Abstract

This article analyzes how the writer and publisher Carlos Barral (Barcelona, 1928–89) talks about his relationship with the Catalan language in many of his autobiographical texts. Examining the close connections that Barral establishes between Catalan and masculinity, I argue that the relationship between language and masculine models is essential for Barral in explaining why Spanish—and not Catalan—was the language in which he chose to write. Barral associates Catalan with his childhood, an important language needed to understand the self and closely related to Calafell, a small town situated on the Catalan coast where he spent time as a child. Catalan is also the language of the father and the fishermen from Calafell, men Barral considered role models during his childhood but who disappeared as he grew up.

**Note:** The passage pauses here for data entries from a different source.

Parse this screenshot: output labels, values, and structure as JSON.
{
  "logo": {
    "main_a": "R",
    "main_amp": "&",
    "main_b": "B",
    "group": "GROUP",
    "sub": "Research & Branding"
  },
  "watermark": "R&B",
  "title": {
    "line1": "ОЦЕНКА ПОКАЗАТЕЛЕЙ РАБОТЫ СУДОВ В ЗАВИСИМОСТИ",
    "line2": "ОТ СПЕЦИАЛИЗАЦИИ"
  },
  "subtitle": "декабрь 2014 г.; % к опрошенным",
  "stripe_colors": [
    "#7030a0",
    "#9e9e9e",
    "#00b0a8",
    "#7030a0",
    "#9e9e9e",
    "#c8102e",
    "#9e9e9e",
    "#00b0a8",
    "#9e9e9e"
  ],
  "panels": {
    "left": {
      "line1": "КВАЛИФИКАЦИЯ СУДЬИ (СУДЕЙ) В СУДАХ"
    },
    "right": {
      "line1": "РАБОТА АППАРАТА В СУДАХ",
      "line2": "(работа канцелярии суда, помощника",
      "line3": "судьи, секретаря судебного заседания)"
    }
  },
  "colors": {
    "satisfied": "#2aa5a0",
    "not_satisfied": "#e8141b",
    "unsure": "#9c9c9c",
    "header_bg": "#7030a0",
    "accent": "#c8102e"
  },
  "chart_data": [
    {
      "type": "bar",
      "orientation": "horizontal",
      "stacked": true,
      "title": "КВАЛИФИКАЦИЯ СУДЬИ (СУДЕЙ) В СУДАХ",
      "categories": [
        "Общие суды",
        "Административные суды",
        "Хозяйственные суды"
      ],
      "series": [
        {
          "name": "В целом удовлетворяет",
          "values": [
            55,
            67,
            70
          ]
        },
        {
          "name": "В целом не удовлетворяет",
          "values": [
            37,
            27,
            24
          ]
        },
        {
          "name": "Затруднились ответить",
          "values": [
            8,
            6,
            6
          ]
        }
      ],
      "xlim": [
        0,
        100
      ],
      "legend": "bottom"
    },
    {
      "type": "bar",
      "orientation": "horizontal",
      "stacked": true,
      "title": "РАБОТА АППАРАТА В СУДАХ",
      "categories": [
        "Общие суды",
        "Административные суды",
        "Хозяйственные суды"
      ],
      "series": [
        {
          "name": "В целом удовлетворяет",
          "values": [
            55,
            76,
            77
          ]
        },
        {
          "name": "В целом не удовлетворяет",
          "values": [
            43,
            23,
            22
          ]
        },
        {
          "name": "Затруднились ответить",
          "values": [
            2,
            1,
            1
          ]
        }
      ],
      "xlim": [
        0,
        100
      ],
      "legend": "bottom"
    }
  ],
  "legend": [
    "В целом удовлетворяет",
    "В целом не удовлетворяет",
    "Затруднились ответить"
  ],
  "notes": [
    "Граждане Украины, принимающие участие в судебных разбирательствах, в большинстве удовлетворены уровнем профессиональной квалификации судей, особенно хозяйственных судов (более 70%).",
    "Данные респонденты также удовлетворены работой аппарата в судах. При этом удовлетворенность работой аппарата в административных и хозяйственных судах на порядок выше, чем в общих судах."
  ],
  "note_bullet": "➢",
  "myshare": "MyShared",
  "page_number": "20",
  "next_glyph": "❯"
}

The article considers how Barral’s choosing Castilian over Catalan as a literary language and as the language of his publishing business is explained in the author’s texts as related to the disappearance of the father and the fishermen of Calafell, popular men who vanish in favor of the bourgeois and urban intellectuals who are Barral’s literary colleagues of the generación de medio siglo and who also wrote in Spanish. With this analysis, I aim to highlight how, in Carlos Barral’s texts, linguistic subjectivity is constructed vis-à-vis ideas of class and gender and how certain personal and libidinal elements are presented as essential in explaining Barral’s decision to use Spanish as a literary language.